There are no per-tenant, per-user, per-anon, or per-site labels. A workspace_id label would push cardinality into the millions; the platform refuses it on principle. Per-tenant breakdowns go through the audit log and analytics queries instead.

The metric set

Counters:

Metric	Labels	Meaning
`syntarie_events_received_total`	`endpoint`	Every request, including rejects.
`syntarie_events_accepted_total`	`endpoint`	Events that reached storage.
`syntarie_events_dropped_total`	`endpoint`, `reason`	Events dropped at any gate.
`syntarie_events_quarantined_total`	`endpoint`	Events sent to the DLQ.
`syntarie_events_deduped_total`	`endpoint`	Events suppressed by the dedup window.

Histograms:

Metric	Labels	Buckets
`syntarie_ingest_duration_seconds`	`endpoint`	1 ms / 2 ms / 5 ms / 10 ms / 25 ms / 50 ms / 100 ms
`syntarie_validation_duration_seconds`	`endpoint`	100 µs / 500 µs / 1 ms / 5 ms
`syntarie_storage_write_duration_seconds`	`endpoint`	1 ms / 5 ms / 10 ms / 50 ms / 100 ms

Gauges:

Metric	Labels	Meaning
`syntarie_storage_pool_open_connections`	—	Open Postgres connections.
`syntarie_storage_pool_idle_connections`	—	Idle Postgres connections.
`syntarie_dlq_size`	—	DLQ row count, sampled every 60 s.
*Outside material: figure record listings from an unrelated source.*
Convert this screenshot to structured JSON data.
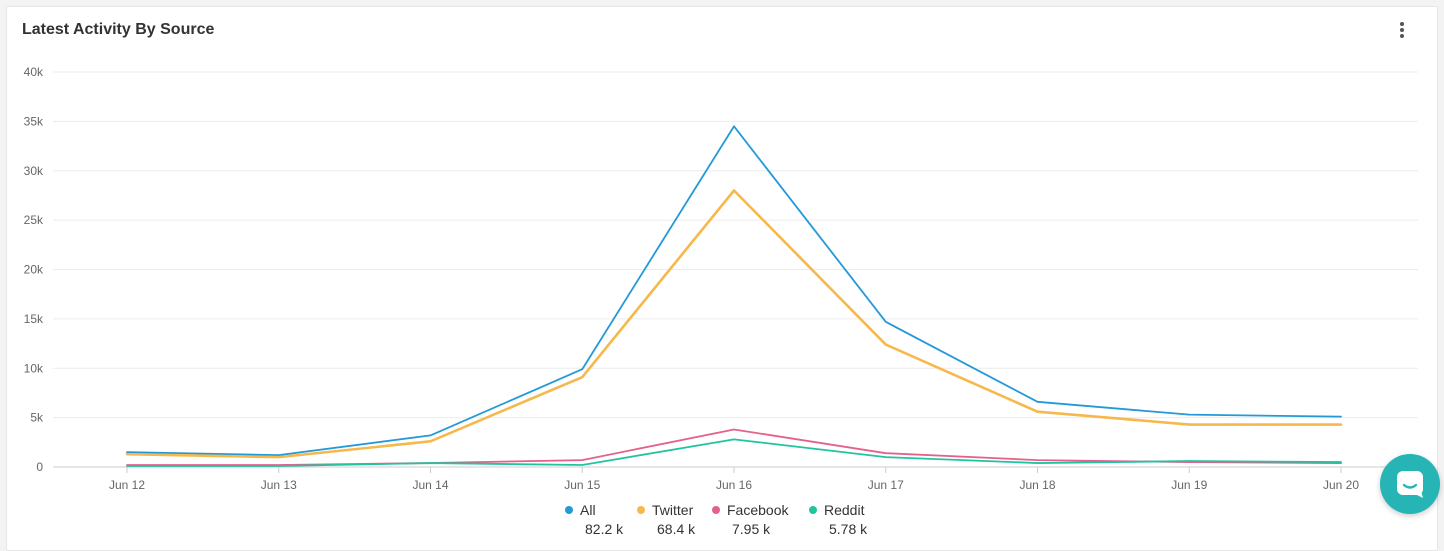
{
  "card": {
    "title": "Latest Activity By Source",
    "menu_icon": "more-vertical-icon"
  },
  "chart_data": {
    "type": "line",
    "title": "Latest Activity By Source",
    "categories": [
      "Jun 12",
      "Jun 13",
      "Jun 14",
      "Jun 15",
      "Jun 16",
      "Jun 17",
      "Jun 18",
      "Jun 19",
      "Jun 20"
    ],
    "y_ticks": [
      "0",
      "5k",
      "10k",
      "15k",
      "20k",
      "25k",
      "30k",
      "35k",
      "40k"
    ],
    "ylim": [
      0,
      40000
    ],
    "grid": true,
    "legend_position": "bottom-center",
    "series": [
      {
        "name": "All",
        "total": "82.2 k",
        "color": "#2399d8",
        "values": [
          1500,
          1200,
          3200,
          9900,
          34500,
          14700,
          6600,
          5300,
          5100
        ]
      },
      {
        "name": "Twitter",
        "total": "68.4 k",
        "color": "#f7b84b",
        "values": [
          1300,
          1000,
          2600,
          9100,
          28000,
          12400,
          5600,
          4300,
          4300
        ]
      },
      {
        "name": "Facebook",
        "total": "7.95 k",
        "color": "#e2628a",
        "values": [
          200,
          200,
          400,
          700,
          3800,
          1400,
          700,
          500,
          400
        ]
      },
      {
        "name": "Reddit",
        "total": "5.78 k",
        "color": "#22c49f",
        "values": [
          100,
          100,
          400,
          200,
          2800,
          1000,
          400,
          600,
          500
        ]
      }
    ]
  },
  "widget": {
    "icon": "chat-bubble-icon",
    "color": "#27b4b4"
  }
}
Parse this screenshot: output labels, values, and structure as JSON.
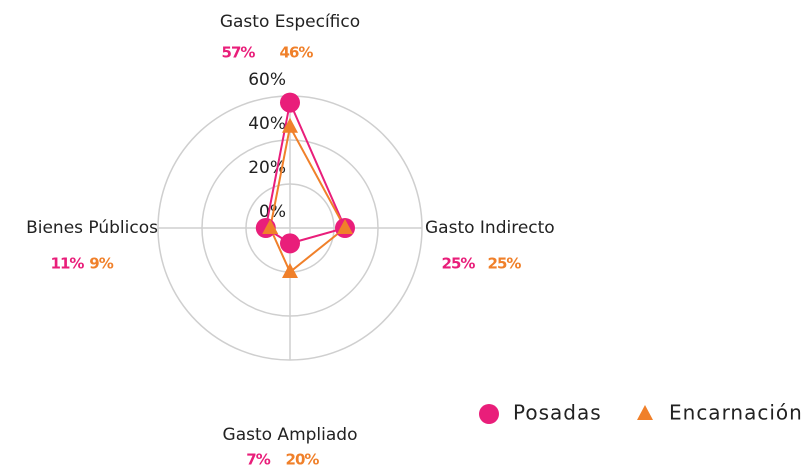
{
  "chart_data": {
    "type": "radar",
    "categories": [
      "Gasto Específico",
      "Gasto Indirecto",
      "Gasto Ampliado",
      "Bienes Públicos"
    ],
    "series": [
      {
        "name": "Posadas",
        "color": "#e91e7a",
        "values": [
          57,
          25,
          7,
          11
        ],
        "value_labels": [
          "57%",
          "25%",
          "7%",
          "11%"
        ]
      },
      {
        "name": "Encarnación",
        "color": "#f0802a",
        "values": [
          46,
          25,
          20,
          9
        ],
        "value_labels": [
          "46%",
          "25%",
          "20%",
          "9%"
        ]
      }
    ],
    "rlim": [
      0,
      60
    ],
    "rticks": [
      {
        "value": 0,
        "label": "0%"
      },
      {
        "value": 20,
        "label": "20%"
      },
      {
        "value": 40,
        "label": "40%"
      },
      {
        "value": 60,
        "label": "60%"
      }
    ],
    "grid": true,
    "legend": "bottom-right"
  }
}
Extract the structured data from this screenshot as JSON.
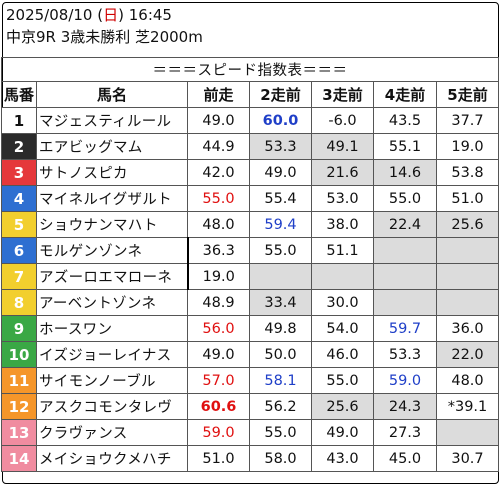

Two metrics every operator should alert on

1. p99 ingest latency past the 5 ms budget.

histogram_quantile(
  0.99,
  sum(rate(syntarie_ingest_duration_seconds_bucket[5m])) by (le)
) > 0.005

When this fires, the cause is almost always either a slow Postgres write or a saturated CPU. Check syntarie_storage_write_duration_seconds first.

2. Sustained drops at any gate.

sum(rate(syntarie_events_dropped_total[5m])) by (reason) > 10

A burst is normal (a release, a synthetic test). A sustained five-minute drop rate above ~10 events/sec is usually a config issue (rate limit too low, consent flag misconfigured, schema bundle too strict).

What about the query API?

The query API does not expose Prometheus metrics in v1.0. It is on the v1.1 roadmap. For now, monitor the API at the platform level (CPU, RSS, HTTP error rate) and rely on Postgres slow-query logs for read-side latency analysis.

Scraping

The scrape endpoint is private — operators should firewall port 8080 at the network layer and only expose /events and /s2s/events to the public internet. A typical Prometheus scrape config:

- job_name: 'syntarie-collector'
  scrape_interval: 15s
  static_configs:
    - targets:
      - 'collector-1.private:8080'
      - 'collector-2.private:8080'

What gets logged

Independently of Prometheus, the collector emits structured (JSON) logs for every accept / reject decision. These are operator-facing and may expand in any release; do not parse them programmatically. They are intended for log aggregators, not for alerting (which uses Prometheus).